There’s a decade of mothers standing, or rather slumped, waiting for their turn of a full night of uninterrupted rest. Their eyes are probably half-opened and clutching a cold cup of weak coffee in their tired hands.
When one phase ends, like night-time feedings or night terrors, the illusion of glorious sleep seems reachable.
They tell you it will be frustrating.
Parenthood is no walk in the park – well maybe, Jurassic Park. It’s not just a clever take on an old saying, but child-rearing can sometimes feel like rounding up a pair of ferocious velociraptors. The frustrating moments could feel never-ending and weary with the desperation to just fast-forward to the good moments.
They tell you it will go by fast.
I will never forget those early sleepy days of pushing my newborn around in the buggy of the grocery store.
“It goes by fast – enjoy it!” The most common line, followed by the usual tale of how their child has grown, moved out, or is now a parent themselves.
Enjoy it? I would always think to myself. My baby only sleeps when I hold him, is a boob-feeding machine, and I can’t get anything done around the house because he cries when I put him down!
Now I can relate to those well-meaning parents. I find myself saying the exact same thing to new moms. Enjoy it. It goes by fast.
They tell you that one day, you will miss the mess and chaos.
One day, there won’t be tiny hands smearing chocolate pudding on the table or a teenager to gripe at for leaving their dirty clothes on the floor. The chaos of raising children, I am so often told, will be dearly missed when the walls become silent and the floors are too clean.
They tell you it’s bittersweet.
The highs and lows. The firsts and lasts. Parenting is heartache and joy rolled into one. It’s letting go with the desire to hold on forever. It’s a heart full of pride watching them ride away on their bike without trainers while simultaneously yelling “Slow down!!”
They all tell you. You think you know. And then it happens.
What they don’t tell you is this:
Your own child will break your heart.
When you wake up one day and mommy suddenly turns into mom.
When the protests of “I want to do this on my own, I am a big boy now” find yourself scourging for any minuscule thing you can selfishly do for him.
At the sight of that bulky, too-big-for-his-body backpack, hanging off his body while he walks away.

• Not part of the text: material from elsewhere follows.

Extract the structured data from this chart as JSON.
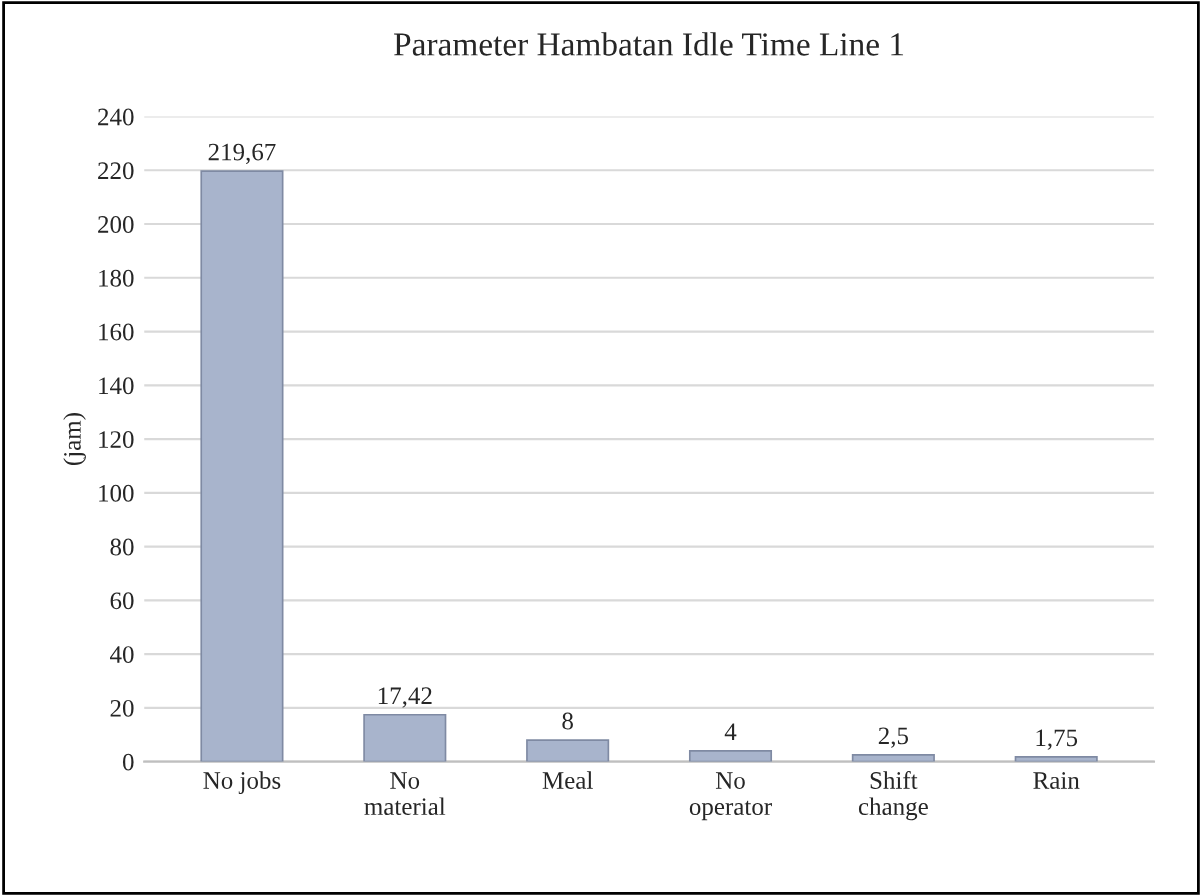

With the way he said “goodbye” on his first day of school; trying his best to keep a smile on his face but in his eyes, you could tell he wanted to cry.
When the snuggles become shorter and his tiny hand that you hold, won’t stop growing.
When the birthday candles on the cake keep growing.
They are little. Until they’re not.
They will break your heart and they don’t even know it. You won’t even know it until it happens.
They don’t mean to break your heart, of course. They’re doing exactly what they’re supposed to do – spread their wings in order to turn into the person they are meant to be.
And you get the front row seat to watch it all. All of the tears. The firsts and lasts. The joy and pain. You’re dying to navigate the ride for them since you know the true core of this world; how it can be hateful, scary, and ugly, yet you’re strong enough to sit by their side and guide them
So am I mad that I was never told that my cuddly newborn would someday break my heart? Not at all, because I’ve learned what many wise parents before me already know: I’d do it all over again.